= James Fulkerson =

American composer (born 1945)

James Orville Fulkerson (born July 2, 1945, in Streator, Illinois) is an American composer, now living in the Netherlands, of mostly stage, orchestral, chamber, vocal, piano, electroacoustic, and multimedia works. He is also active as a trombonist.

== Education ==
James Fulkerson received his musical training at Illinois Wesleyan University, where he earned his BMus in 1967, and the University of Illinois at Urbana-Champaign, where he earned his MMus in 1968. His principal compositional teachers were Herbert Brün, Kenneth Gaburo, Lejaren Hiller, Ben Johnston, and Salvatore Martirano and his principal trombone teachers were Carmine Caruso and John Silber.
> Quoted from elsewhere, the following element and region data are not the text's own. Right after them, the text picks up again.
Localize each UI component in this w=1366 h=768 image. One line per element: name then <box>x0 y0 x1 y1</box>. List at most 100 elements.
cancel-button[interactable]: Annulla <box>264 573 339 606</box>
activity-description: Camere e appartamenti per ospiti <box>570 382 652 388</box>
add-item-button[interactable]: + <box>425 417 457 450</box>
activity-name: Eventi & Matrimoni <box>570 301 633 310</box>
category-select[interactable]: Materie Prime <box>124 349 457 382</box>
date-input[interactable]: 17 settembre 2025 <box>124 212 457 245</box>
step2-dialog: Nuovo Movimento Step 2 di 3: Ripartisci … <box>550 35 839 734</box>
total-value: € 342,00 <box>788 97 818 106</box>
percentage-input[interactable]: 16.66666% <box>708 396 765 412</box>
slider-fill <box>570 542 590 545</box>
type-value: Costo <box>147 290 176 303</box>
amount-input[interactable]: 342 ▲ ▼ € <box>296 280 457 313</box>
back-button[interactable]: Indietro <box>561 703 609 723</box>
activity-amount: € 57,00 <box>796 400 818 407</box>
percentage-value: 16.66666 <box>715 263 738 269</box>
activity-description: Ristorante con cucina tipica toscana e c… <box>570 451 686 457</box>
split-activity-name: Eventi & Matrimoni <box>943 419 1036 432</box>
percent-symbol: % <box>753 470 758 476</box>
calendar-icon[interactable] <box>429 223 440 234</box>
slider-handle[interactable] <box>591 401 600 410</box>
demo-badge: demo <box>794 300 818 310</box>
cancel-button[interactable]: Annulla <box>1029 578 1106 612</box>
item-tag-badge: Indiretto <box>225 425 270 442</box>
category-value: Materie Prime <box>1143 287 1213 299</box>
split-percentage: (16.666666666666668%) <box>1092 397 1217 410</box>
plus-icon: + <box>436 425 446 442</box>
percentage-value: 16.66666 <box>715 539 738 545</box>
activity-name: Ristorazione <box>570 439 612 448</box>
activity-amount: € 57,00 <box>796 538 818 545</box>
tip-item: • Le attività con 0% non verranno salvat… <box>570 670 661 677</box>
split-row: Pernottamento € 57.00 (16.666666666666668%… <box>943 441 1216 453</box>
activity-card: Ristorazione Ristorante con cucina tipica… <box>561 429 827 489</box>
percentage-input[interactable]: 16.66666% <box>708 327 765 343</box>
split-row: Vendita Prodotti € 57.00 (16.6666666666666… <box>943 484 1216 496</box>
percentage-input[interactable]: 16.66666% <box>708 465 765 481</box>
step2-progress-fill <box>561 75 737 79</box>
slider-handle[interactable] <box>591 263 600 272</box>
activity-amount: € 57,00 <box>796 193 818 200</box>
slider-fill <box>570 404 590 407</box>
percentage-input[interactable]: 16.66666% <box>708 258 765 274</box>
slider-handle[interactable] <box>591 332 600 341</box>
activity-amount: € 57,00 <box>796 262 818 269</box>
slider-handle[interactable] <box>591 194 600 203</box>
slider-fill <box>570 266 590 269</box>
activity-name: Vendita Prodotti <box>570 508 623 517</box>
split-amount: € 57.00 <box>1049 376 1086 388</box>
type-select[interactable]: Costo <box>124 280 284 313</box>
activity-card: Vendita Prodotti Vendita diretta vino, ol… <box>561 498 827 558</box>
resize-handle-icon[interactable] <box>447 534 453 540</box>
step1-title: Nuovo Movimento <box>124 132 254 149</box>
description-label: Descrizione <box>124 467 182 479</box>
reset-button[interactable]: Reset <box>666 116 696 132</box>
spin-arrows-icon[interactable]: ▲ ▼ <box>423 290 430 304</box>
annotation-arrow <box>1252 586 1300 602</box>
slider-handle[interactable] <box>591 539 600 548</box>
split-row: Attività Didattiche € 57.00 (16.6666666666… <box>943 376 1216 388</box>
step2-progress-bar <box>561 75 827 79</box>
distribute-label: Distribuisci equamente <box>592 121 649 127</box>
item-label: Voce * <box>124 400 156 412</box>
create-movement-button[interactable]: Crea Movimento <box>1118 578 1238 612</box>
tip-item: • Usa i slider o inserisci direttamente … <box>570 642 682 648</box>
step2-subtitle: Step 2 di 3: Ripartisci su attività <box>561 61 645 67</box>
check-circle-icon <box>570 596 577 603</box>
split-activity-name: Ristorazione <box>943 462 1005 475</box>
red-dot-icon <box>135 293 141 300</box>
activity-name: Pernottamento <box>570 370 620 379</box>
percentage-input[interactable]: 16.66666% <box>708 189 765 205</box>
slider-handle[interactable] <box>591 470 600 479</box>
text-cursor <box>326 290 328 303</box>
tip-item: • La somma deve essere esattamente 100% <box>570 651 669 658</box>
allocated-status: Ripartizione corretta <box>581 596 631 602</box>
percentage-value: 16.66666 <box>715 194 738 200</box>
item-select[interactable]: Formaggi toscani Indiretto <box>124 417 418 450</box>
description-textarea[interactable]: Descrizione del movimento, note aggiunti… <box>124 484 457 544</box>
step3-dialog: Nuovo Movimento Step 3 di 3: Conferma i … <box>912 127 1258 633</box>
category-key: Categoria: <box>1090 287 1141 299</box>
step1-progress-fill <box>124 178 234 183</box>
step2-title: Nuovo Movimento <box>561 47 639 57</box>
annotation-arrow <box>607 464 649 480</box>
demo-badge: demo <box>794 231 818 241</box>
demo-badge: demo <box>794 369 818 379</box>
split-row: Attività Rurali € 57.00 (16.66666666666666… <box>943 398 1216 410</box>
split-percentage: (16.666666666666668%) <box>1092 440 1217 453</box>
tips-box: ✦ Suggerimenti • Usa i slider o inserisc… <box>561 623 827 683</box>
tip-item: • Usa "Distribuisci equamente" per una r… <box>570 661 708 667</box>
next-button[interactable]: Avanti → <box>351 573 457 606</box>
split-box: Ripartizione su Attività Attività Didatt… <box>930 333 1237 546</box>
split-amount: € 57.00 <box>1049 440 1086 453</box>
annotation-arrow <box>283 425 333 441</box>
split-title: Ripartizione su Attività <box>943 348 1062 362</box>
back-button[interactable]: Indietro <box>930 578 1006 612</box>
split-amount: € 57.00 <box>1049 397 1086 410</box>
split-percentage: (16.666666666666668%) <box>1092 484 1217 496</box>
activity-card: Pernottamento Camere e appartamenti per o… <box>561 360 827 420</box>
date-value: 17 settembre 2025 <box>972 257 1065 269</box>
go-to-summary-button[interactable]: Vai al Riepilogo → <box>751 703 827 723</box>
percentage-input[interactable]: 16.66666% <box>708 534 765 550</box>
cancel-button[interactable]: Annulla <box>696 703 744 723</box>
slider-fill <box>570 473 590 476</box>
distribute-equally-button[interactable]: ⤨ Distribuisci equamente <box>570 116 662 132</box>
He also studied with Ernst Giehl, Robert Gray, Edward Kleinhammer, Donald Miller, and Donald Reinhardt.

== Career ==
As a trombonist, he is esteemed for his performances of experimental music. More than 200 works have been composed for him, including two by John Cage. He has recorded for the Attacca Babel, Deutsche Grammophon, Etcetera, Lovely Music, Mode, IRIDA Records and Nonesuch labels. In addition, he founded the Barton Workshop in Amsterdam in 1989, an ensemble whose goal is to perform works on the leading edge of contemporary music, including some that are not notated, and has since served as its director and trombonist. Barton collaborated with many composers, including Nicolas Collins, Frank Denyer, Alvin Lucier, Philip Corner, and Christian Wolff. It also has given premières of works by Henryk Mikołaj Górecki, Jerry Hunt, Ernstalbrecht Stiebler, and Galina Ustvolskaya.